Today we had our annual celebration of SSHRC funded researchers, SSHRC Stories and Success 2014. I introduced the speakers and the theme.
Thank you Associate Vice-President Johnston. Good afternoon colleagues, it is my pleasure to introduce the theme for this year’s event, which is:
Emerging Technologies: Competing Needs and Challenges
I should begin by confessing that as I was preparing for this, I had one of those Emperor’s new clothes research moments when I realized I had no idea what really are the emerging technologies and no metric with which to evaluate my intuitions. It is easy to become convinced certain technologies one understands are emergent, but that doesn’t mean that there aren’t other more important trends or that one isn’t blinded by ones commitments.
Fortunately it turned out that the Wikipedia actually has a list of emerging technologies to keep me honest so I have chosen a few from that list as a way of introducing the theme and the researchers who will talk to it.
- An area where there are a number of emerging technologies coming now to market is display technology and virtual reality. From consumer 3-D televisions that may or may not take off to Virtual Reality head sets like the Oculus Rift that was recently bought by Facebook for 2 billion – there is a lot of change in how we can watch on the horizon. I recently had a chance to try out the Occulus Rift development headset with content from Canadian research and design teams and it is a good news bad news story. The technology works and is solid – it won’t be long before it is brought to market, but there still is a nausea problem. Any of you who remember the VR excitement of 1990s will remember nausea was a problem then too. Maybe this is a re-emergining technology. More important than the technology, however, are the forms of engagement and immersion being imagined for the virtual and Patricia Boechler will be talking about The Third Dimension: Immersive Virtual Environments in Educational Research and Practice.
- Of particular interest to us here in Alberta is a second category of emerging technologies and those are the emerging energy technologies and resource extraction technologies. The Intergovernmental Panel on Climate Change recently released their 5th assessment report titled “Climate Change 2014: Mitigation of Climate Change.” One of their conclusions for which there is high evidence and high agreement is that “deep cuts in emissions will require a diverse portfolio of policies, institutions, and technologies as well as changes in human behaviour and consumption patterns.” That sounds like a call for social science and humanities research and partnerships. The University of Alberta is one of the places where badly needed interdisciplinary research is emerging around the challenges of the interaction of technologies, policies and human behavior. The story of climate change and how we mitigate its effects is ours to study and change and today we have Gordon Gow who will talk about Stewarding Technology for Inclusive Innovation.

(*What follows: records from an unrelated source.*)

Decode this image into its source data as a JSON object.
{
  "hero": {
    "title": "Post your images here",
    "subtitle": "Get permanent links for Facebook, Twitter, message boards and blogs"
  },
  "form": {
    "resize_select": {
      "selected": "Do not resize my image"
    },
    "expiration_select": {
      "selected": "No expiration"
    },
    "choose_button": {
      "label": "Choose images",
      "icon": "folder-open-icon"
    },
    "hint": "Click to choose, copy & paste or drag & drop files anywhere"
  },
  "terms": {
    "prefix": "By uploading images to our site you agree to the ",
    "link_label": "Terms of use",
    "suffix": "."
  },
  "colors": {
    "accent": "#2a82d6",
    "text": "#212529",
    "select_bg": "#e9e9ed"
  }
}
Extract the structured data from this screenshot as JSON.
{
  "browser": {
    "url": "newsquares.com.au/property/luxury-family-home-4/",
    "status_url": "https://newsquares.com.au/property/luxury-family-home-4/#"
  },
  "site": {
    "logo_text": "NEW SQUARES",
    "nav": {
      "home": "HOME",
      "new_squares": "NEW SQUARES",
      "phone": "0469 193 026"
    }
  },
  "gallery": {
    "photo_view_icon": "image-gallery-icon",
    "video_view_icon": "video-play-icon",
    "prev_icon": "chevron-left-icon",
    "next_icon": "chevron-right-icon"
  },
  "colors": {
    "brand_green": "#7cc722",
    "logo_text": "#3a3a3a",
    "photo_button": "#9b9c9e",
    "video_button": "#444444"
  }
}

- The third emerging technology I want to mention goes under the rubric of the Internet of Things. The idea is that soon we will be able to afford to embed networked computing in everyday appliances like your refrigerator and associated consumer products like the milk that goes into the fridge. Then the fridge could keep track of the milk and automagically tell you when you needed to buy more. The conveniences are endless – I could use my smartphone to tell if I had left the stove on or really locked the door every morning before I turn back to check. But there is another side to such a network of things. Bruce Sterling, a science fiction writer, has an essay on the Internet of Things that argues that the story of the Internet of Things has an overlooked history (smart appliances crop up regularly), and that this time the story of convenience is being harnessed for economic surveillance. He rightly points out that we are not the customers of companies like Google and Facebook – the customers who pay Facebook for a service are the advertisers and those who buy data about us – . If all our appliances are capable of transmitting even more data about us, who will gather that data, who will mine it, benefit from it and sell the analysis? Kevin Haggerty, our second speaker thinks about surveillance issues broadly going beyond the hi-tech concerns I have and he will be talking about Technologies of Nature: Surveillance at the Limits of the Human.
In closing I want to say a few words about how the social sciences and humanities are turning to think through emerging technologies. The Canadian science fiction writer William Gibson who coined the term cyberspace and helped us imagine that emerging technology in his 1984 novel Neuromancer has famously said that “The future is already here — it’s just not very evenly distributed.” Too often people outside the social sciences, arts and humanities think we are last to whom it is or should be distributed in the academy, but that is not the case historically nor today. If anything it is the social science, arts and humanities community that asks what technology is, how it emerges, how it is distributed, and how it can be used creatively. We are already deeply involved studying the emergence of technologies in the imagination and in use. We teach students to beware of the hype around technology and we teach them to use technologies creatively. What is emergent is a multifaceted and interdisciplinary engagement in research and teaching with technologies and their very idea.